Demand from farmers is brisk. To keep up, Dow is growing and harvesting corn plants as fast as it can, even expanding into winter production in Hawai'i, Argentina and Chile.

"We're bulking up, but it will be another two or three years before we can meet demand," said Thomas R. Wiltrout, global business leader for Dow's plant genetics.

Already consumers are gobbling up genetically altered ingredients in foods from chips to desserts, probably without realizing it, creating a $6 billion industry that shows no sign of slowing.

Dow is positioning itself to grab a bigger share. The company, better known for its agricultural chemicals, is a small player in the corn seed market, but wants to change that.

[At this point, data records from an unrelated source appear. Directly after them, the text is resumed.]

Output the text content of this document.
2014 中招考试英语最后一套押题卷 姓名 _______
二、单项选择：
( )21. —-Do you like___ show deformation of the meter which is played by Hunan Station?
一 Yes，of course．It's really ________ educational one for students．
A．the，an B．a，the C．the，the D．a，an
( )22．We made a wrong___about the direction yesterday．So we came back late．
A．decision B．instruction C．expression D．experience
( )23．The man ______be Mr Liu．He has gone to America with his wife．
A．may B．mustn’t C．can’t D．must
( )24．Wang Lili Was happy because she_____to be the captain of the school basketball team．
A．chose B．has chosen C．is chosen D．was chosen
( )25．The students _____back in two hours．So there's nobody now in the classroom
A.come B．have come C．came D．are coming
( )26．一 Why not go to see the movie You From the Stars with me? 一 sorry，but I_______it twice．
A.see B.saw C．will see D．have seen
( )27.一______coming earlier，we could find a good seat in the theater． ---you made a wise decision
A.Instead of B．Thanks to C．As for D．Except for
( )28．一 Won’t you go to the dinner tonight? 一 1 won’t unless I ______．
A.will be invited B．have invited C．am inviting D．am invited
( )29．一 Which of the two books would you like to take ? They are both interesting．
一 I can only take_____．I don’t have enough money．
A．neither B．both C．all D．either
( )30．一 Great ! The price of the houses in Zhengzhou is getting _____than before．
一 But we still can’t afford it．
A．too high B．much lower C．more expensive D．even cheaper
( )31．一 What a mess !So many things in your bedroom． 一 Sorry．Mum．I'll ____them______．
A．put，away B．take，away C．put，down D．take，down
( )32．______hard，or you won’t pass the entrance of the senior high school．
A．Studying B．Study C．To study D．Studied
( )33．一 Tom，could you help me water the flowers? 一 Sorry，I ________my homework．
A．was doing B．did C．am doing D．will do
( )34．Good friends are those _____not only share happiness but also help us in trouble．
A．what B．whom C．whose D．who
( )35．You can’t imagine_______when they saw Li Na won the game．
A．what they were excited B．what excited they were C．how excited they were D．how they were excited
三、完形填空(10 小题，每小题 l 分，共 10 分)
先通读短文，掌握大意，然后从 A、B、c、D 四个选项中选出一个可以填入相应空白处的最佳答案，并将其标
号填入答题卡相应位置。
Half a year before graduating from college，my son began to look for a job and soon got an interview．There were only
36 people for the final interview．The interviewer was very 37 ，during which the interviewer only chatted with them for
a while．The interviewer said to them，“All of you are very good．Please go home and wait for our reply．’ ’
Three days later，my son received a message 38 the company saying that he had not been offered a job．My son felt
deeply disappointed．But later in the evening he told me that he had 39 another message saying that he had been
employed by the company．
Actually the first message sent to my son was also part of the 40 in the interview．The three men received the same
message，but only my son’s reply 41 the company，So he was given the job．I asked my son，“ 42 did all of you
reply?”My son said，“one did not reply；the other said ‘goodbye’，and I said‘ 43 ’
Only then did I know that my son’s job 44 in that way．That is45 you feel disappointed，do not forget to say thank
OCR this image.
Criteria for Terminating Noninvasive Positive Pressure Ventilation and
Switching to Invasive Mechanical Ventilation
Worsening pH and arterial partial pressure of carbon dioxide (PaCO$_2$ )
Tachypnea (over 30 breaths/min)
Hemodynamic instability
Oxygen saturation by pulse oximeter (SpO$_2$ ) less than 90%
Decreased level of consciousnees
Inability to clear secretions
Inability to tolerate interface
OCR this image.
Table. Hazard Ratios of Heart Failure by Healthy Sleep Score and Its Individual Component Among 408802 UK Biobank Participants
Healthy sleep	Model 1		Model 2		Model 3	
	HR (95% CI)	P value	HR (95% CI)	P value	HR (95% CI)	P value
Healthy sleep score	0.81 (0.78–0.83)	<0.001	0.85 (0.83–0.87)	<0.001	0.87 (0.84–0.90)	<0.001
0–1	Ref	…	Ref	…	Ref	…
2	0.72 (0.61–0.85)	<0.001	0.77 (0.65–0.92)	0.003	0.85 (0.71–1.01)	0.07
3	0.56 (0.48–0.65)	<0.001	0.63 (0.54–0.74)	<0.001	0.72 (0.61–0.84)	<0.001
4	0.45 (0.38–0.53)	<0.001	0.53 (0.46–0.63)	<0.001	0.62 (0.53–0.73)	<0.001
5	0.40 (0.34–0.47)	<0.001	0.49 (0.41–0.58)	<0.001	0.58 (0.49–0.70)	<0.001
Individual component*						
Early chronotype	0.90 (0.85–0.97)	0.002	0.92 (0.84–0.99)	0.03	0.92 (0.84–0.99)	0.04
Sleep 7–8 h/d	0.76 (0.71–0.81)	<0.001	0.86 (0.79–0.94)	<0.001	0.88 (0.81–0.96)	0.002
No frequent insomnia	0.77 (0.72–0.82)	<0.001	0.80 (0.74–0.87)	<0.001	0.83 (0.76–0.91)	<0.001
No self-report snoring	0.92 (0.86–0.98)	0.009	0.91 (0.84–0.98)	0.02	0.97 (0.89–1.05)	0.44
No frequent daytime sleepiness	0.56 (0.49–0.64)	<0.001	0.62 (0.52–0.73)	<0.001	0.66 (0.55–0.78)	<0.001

Over the next three years, it wants to produce a super seed with eight genetic traits to fight pests and weed killers on multiple fronts, significantly more than the three traits now available on genetically modified seeds.

It is teaming up with agribusiness giant Monsanto Co. to share genetic traits now available only in products from each company.

It's the latest step in the wave of genetically modified foods, changing the way farmers grow crops and how consumers feed their families.

Critics call the crops "frankenfoods" — unnatural, scary and possibly dangerous to human health and biodiversity. They want more testing and more regulations. But supporters call genetically modified crops a biotechnology marvel that helps farmers produce more food from America's shrinking farmland and help feed the planet.

"We believe the currently marketed genetically engineered crops are safe to eat, and have some benefits to the environment and farmers, and Americans should embrace those," said Gregory Jaffe, who oversees biotech issues for the Center for Science in the Public Interest, an advocacy and educational organization based in Washington.

Dow is counting on the eight-gene combination, called SmartStax, to help it gain market share at the expense of larger competitors.

But Dow needs to gain support worldwide to sell more of the biotech seeds. While U.S. consumers are supporting biotech foods — or at least not actively resisting them — Europeans are less willing to embrace such products.

Some surveys show more than 70 percent of Europeans are against biotech food. For years, many European countries banned the importation of genetically altered foods. But recently, the European Commission approved Dow's biotech corn for use in animal feeds, for human consumption and other uses, although it did not lift its ban against raising the crops.

Dow and Monsanto hope to launch their super seeds by 2010. The seeds will represent a combination of traits from the two companies, such as Dow Agro's insect-resistant Herculex and Monsanto's Roundup herbicide.

"We've already developed our traits. Monsanto has already developed theirs. So it's simply a matter of putting them together," Wiltrout said.

Global acreage of biotech crops more than doubled from 2000 to 2006, from 109 million acres to 252 million acres, according to the Biotechnology Industry Organization trade group.